You’ll see that GitHub has noted your recent changes, and now offers various buttons to allow you to compare them with the original or make a pull request.

  • hit Compare & pull request

This will show you a compare view, from which you can make your pull request.

When preparing for a pull request, GitHub will show you what’s being compared:

evildmp:master ... <your github account>:add-my-name

On the left is the base for the comparison, my fork and branch. On the right is the head, your fork and branch, that you want to compare with it.

A pull request goes from the head to the base - from right to left.

You can change the bases of the comparison if you need to:

  1. hit Edit
  2. select the forks and branches as appropriate

You want your version, the head branch of the head fork - on the right - with some commits containing file changes, to be sent to my base repo - on the left.

  1. hit the Pull Request button
  2. add a comment if you like (e.g. “please add me to the attendees list”)
  3. hit Send pull request

You have now made a pull request to an open-source community project - if it’s your first one, congratulations.

GitHub will notify me (by email and on the site, and will show me the changes you’re proposing to make). It’ll tell me whether they can be merged in automatically, and I can reject, or accept, or defer a decision on, or comment on, your pull request.

GitHub can automatically merge your contribution into my repository if mine hasn’t changed too much since you forked it. If I want to accept it but GitHub can’t do it automatically, I will have to merge the changes manually (we will cover this later).

Once they’re merged, your contributions will become a part of And this is the basic lifecycle of a contribution using git: fork > edit > commit > pull request > merge.

Incorporate upstream changes into your master

In the meantime, other people may have made their own forks, edits, commits, and pull requests, and I may have merged those too - other people’s names may now be in the list of attendees. Your own version of afraid-to-commit, downstream from mine, doesn’t yet know about those.

Since your work is based on mine, you can think of my repository as being upstream of yours. You need to merge any upstream changes into your version, and you can do this with a pull request on GitHub too.

This time though you will need to switch the bases of the comparison around, because the changes will be coming from my version to yours.

  1. hit Pull Request once more

  2. hit Edit, to switch the bases

  3. change the head repo on the right to my version, evildmp/afraid-to-commit, branch master

  4. change the base repo to yours, and the base branch to master, so the comparison bar looks like:

    <your github account>:master ... evildmp:master
  5. hit Click to create a pull request for this comparison

  6. add a Title (e.g. “merging upstream master on Github) and hit Send pull request

You’re sending a pull request to yourself, based on updates in my repository. And in fact if you check in your Pull Requests on GitHub, you’ll see one there waiting for you, and you too can review, accept, reject or comment on it.

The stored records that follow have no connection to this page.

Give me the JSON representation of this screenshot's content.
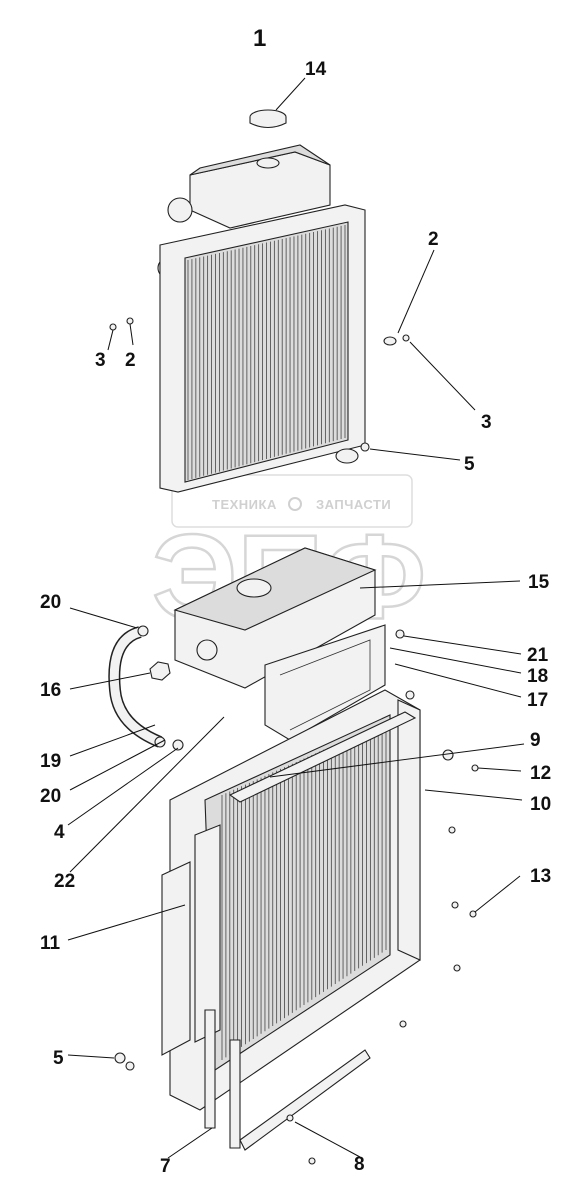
{
  "diagram": {
    "title_number": "1",
    "watermark": {
      "left_text": "ТЕХНИКА",
      "right_text": "ЗАПЧАСТИ",
      "logo_text": "ЭПФ"
    },
    "callouts": [
      "14",
      "2",
      "3",
      "2",
      "3",
      "5",
      "15",
      "20",
      "21",
      "18",
      "16",
      "17",
      "19",
      "9",
      "20",
      "12",
      "4",
      "10",
      "22",
      "13",
      "11",
      "5",
      "7",
      "8"
    ]
  }
}
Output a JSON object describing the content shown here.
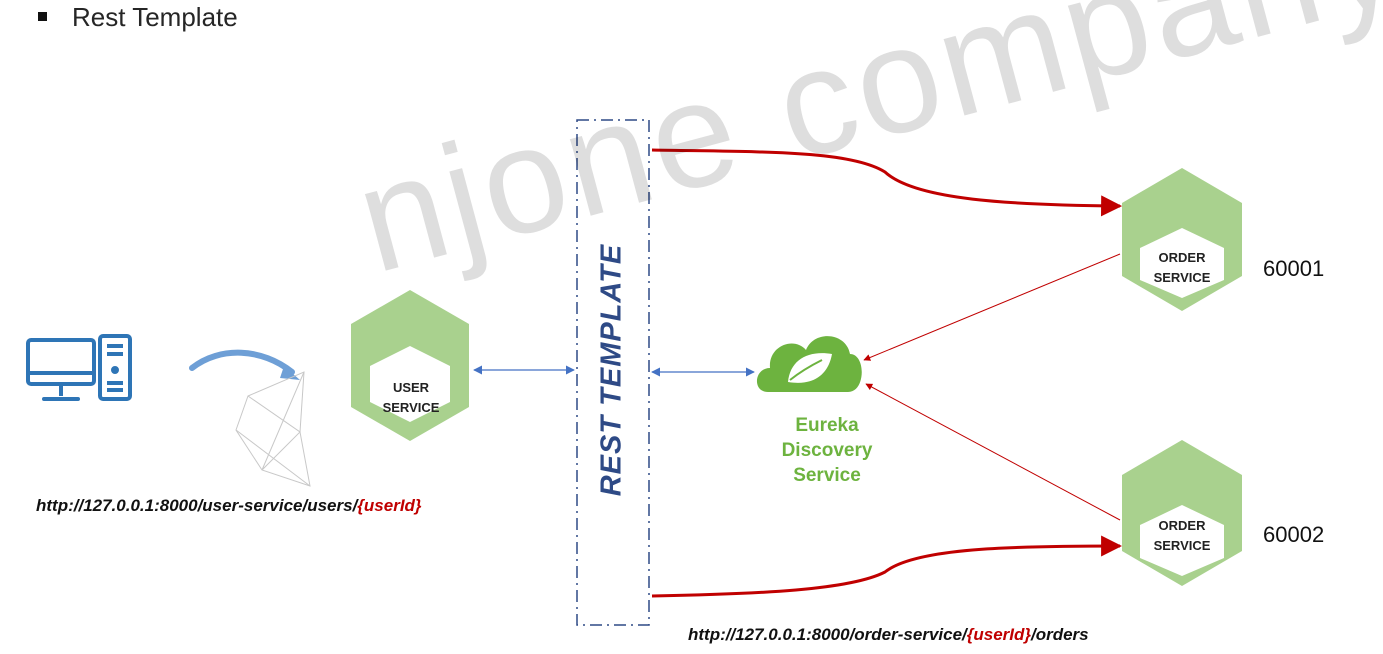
{
  "heading": "Rest Template",
  "client": {
    "url_prefix": "http://127.0.0.1:8000/user-service/users/",
    "url_param": "{userId}"
  },
  "user_service": {
    "line1": "USER",
    "line2": "SERVICE"
  },
  "rest_template": {
    "label": "REST  TEMPLATE"
  },
  "eureka": {
    "line1": "Eureka",
    "line2": "Discovery",
    "line3": "Service"
  },
  "order_service_1": {
    "line1": "ORDER",
    "line2": "SERVICE",
    "port": "60001"
  },
  "order_service_2": {
    "line1": "ORDER",
    "line2": "SERVICE",
    "port": "60002"
  },
  "order_url": {
    "prefix": "http://127.0.0.1:8000/order-service/",
    "param": "{userId}",
    "suffix": "/orders"
  },
  "watermark": "njone company",
  "colors": {
    "hex_green": "#a9d18e",
    "spring_green": "#6db33f",
    "arrow_red": "#c00000",
    "arrow_blue": "#4472c4",
    "computer_blue": "#2e75b6",
    "rest_blue": "#2e4a86"
  },
  "icons": [
    "computer-icon",
    "curved-arrow-icon",
    "eureka-leaf-icon",
    "hexagon-icon"
  ]
}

If you decide to Merge it, your fork will now contain any changes that other people sent to me and that I merged.

The story of your work is this: you forked away from my codebase, and then created a new branch in your fork.

Then you committed changes to your branch, and sent them upstream back to me (with a pull request).

I merged your changes, and perhaps those from other people, into my codebase, and you pulled all my recent changes back into your master branch (again with a pull request).

So now, your master and mine are once more in step.